They whistled and giggled in gay abandon, like girls not yet out of adolescence, although their well-developed womanly forms clearly indicated shapely specimens of that exquisite species – French mid-twenties females. Every time I looked up from my Mac to the sunny sky, rolling hills and gushing mountain stream of the quaint old town of Ax-les-Thermes in the Midi-Pyrenees, or idly glanced at passersby enjoying leisurely Sunday strolls in the holiday setting, they would wave and wink to catch my eye. Engage my attention they did, and yet this most memorable of travel encounters was to remain one without so much as a solitary word exchanged. I was happily ensconced in my own world, lapping up the cool breezes on a summer day in this town of hot springs, at the foot of the ski slope nearest the French city of Toulouse some two hours away.
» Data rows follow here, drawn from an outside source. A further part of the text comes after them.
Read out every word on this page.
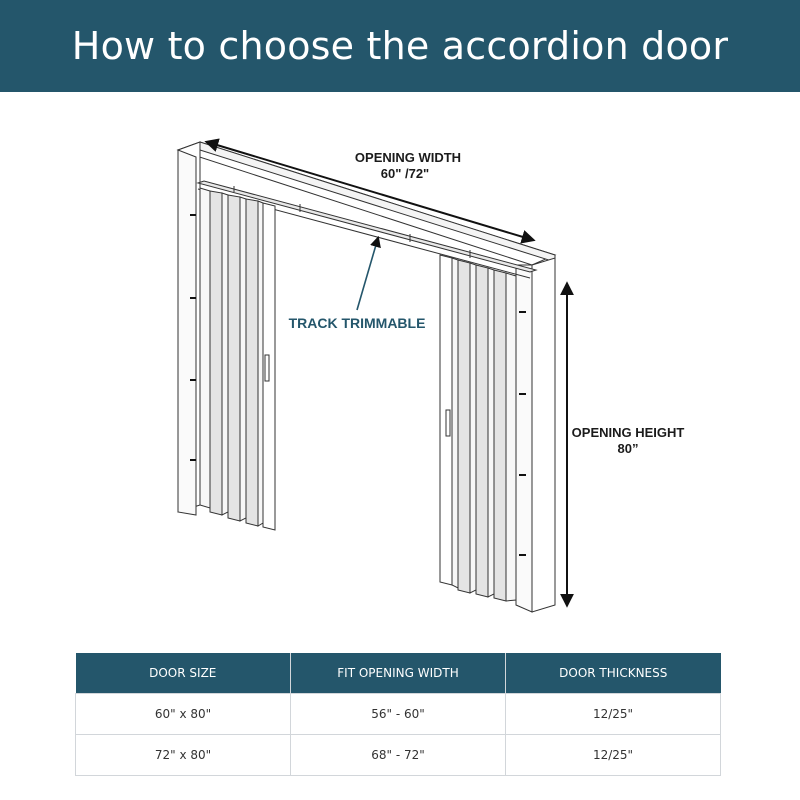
How to choose the accordion door
OPENING WIDTH
60" /72"
TRACK TRIMMABLE
OPENING HEIGHT
80”
DOOR SIZE	FIT OPENING WIDTH	DOOR THICKNESS
60" x 80"	56" - 60"	12/25"
72" x 80"	68" - 72"	12/25"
Why this should be such a novel experience requires perhaps a touch of explanation. As a brown-skinned Indian I am no stranger to the commonly-held perception of European girls, revealed laughingly by many in friendly company while in India, that Indian men view them with an ill-disguised
interest that can often be distinctly uncomfortable to experience. And here I was, holidaying with my Danish girlfriend at a summer house in the French countryside, with the logo of her hometown of Copenhagen brightly reflecting the sunlight off the back of my laptop, as I sat on a park bench with Ax’s pride, a casino, behind me. And what should happen but the exact inverse of that popular caricaturing of an excitable young Indian boy with his hormones raging, unable to resist reaching out in some innocuous way to one of the skimpily-clad French girls fluttering about in their Sunday best, summer dresses drifting limpidly about their graceful motion. Here I was, with three beauties eyeing me, exchanging quiet notes amongst themselves, completely unabashed to let me know my tanned self engaged their attention, sitting in this relatively unfamiliar scenery keying sweet nothings into my
Mac.
What makes a travel encounter memorable? Sometimes it is the novelty of it, the incomparable exhilaration and surge of emotion at the fact of something that has occurred. Yet there are times that the very possibility of something makes it come alive and evokes a sense of wonder. In this case the
poignant aspects of that sunny moment shared across park benches with those three girls irradiates in a manner that any prolonged entanglement would have been hard put to rival. It stands witness to a quiet sharing that both acknowledged, they by flirting light-heartedly from the safety of their soil, and I by continuing to go about my life in the fullness of their terrain, content to experience but not alter. Just as the country of France, revealed to me in its first tiny detail through such unusual exposure to a
traditional village on a cozy mountainside rather than its usual beloved Paris, holds immense possibilities that boggle the imagination and pamper curiosity, this chance encounter, so unencumbered by complications, so uninhibited in its unassuming act of being and expression, and so rich in its frank lack of intent, remains alive in afterthought. Though perhaps it would have only been fair on my part to have blown them a sporting kiss!